Ask a jury to see how systemic racism plays a role in the death of a white police officer shot by a black kid and they’re likely to see it as trying to shift responsibility for the actions of a devious individual onto society. Ask them to see how systemic racism plays a role in the death of an unarmed black kid shot by a white cop and they’re likely to see it as holding an individual police officer responsible for our social conditions. The point is they just don’t see systemic racism. For them, racism is a linear idea. A police officer who shoots a black boy walking down the street merely because he thinks it’s fun to kill thugs would very likely go to prison for the rest of his life. We do not tolerate linear racism. Systemic racism, on the other hand, we’re okay with. If a white police officer kills an unarmed black kid it’s because he’s a thug and not because he’s black or because he’s a criminal. If it was because he was black we’d accuse him of linear racism and throw him in jail. And hardly all the victims of police shootings have committed crimes (nor do we permit the summary execution of suspects either, but I digress). No, it’s because he is a thug. Now avoiding a long etymology of the word, or a long discussion about whether or not it’s racist, let’s talk about it functionally. A thug is something one is, not something one does. A thief must steal to be a thief, a murderer must kill to be a murderer, but a thug needn’t do anything to be a thug.

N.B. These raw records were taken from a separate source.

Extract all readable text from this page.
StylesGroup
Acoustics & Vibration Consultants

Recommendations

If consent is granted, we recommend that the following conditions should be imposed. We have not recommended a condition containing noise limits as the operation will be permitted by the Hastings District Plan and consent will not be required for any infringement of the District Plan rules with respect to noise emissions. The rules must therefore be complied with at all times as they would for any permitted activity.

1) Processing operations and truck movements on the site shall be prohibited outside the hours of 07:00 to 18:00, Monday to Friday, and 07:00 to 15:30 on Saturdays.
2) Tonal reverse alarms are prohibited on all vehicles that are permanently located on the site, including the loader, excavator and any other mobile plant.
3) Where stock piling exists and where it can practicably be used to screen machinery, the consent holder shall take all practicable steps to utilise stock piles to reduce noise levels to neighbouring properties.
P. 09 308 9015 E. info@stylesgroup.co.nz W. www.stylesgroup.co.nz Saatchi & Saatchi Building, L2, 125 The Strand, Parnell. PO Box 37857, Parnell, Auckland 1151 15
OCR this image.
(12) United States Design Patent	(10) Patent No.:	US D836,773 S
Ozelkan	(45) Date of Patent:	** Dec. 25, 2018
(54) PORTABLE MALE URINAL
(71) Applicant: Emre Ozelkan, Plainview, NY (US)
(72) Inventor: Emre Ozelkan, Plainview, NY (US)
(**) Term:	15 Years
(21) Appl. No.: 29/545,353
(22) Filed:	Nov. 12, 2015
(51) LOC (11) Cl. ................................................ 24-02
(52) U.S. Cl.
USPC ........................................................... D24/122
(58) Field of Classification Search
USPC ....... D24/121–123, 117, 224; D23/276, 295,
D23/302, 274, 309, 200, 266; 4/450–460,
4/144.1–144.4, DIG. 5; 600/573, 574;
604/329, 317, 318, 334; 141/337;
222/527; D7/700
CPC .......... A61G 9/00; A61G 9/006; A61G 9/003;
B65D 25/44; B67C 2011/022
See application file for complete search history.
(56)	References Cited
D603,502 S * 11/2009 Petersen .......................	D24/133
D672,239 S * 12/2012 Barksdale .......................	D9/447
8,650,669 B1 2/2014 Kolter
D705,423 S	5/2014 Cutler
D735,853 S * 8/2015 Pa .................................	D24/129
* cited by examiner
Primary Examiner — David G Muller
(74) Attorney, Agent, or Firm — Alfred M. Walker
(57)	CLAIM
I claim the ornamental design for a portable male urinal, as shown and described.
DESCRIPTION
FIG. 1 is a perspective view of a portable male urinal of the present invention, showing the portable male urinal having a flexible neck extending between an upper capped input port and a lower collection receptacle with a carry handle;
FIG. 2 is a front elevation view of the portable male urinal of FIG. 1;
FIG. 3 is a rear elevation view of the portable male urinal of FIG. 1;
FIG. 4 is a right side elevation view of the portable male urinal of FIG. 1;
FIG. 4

A thug is, for lack of a better description, a person with a statistical probability of being dangerous. Mind you, they needn’t actually be dangerous, they just have to have those characteristics that culturally support a statistical probability for being dangerous.
Now, while I shouldn’t have to explain why we shouldn’t kill people based on statistical probability, I’ll do so just to be clear. Let’s use an example. For a black male, the likelihood of being shot by a police officer is statistically greater than it is for a citizen who is not black. So, based on that fact, should we declare that any black man who shoots a cop at first sight is acting in his own defense? I would say no. So, why are we okay with systemic racism? Well, some, perhaps most of us, don’t understand it and so dismiss it. Some of us understand it but don’t know what to do about it and so tolerate it. And a few of us are linear racists and don’t think it’s a problem. Linear racism is, if you’ll permit a pun of such a serious situation, a black and white thing. The distinctions are all very clear. Systemic racism is anything but clear. However, this doesn’t mean it’s not very real and very serious.
The message of black lives matter is not, as Fox News would have it, that only black lives matter or that black lives matter more than, say, police lives matter. Nor is the message, as progressives would have it, simply that since all lives matter, black lives should matter too, and look at how often they don’t. The true message of black lives matter is that systemic racism is real and it hurts everybody it touches. Systemic racism kills unarmed black kids and police officers and a host of other people. It hardens the hearts of citizens toward their fellows and builds a kind of political family feud that is nearly impossible to end. It forms the rules of a game that there is absolutely no chance of “winning.” It corrupts us and we are all made worse off by it. So what do you do about it? How does one take on the Leviathan of systemic racism? You get educated. And that’s not an evasion. Once you stop participating in the system, the system weakens, and if you get enough people to stop, the system dies. But you have to know how not to participate because it’s never a matter of simply changing sides, that’s too linear! It’s complex and takes effort. But if you want to end the violence then what’s a little effort?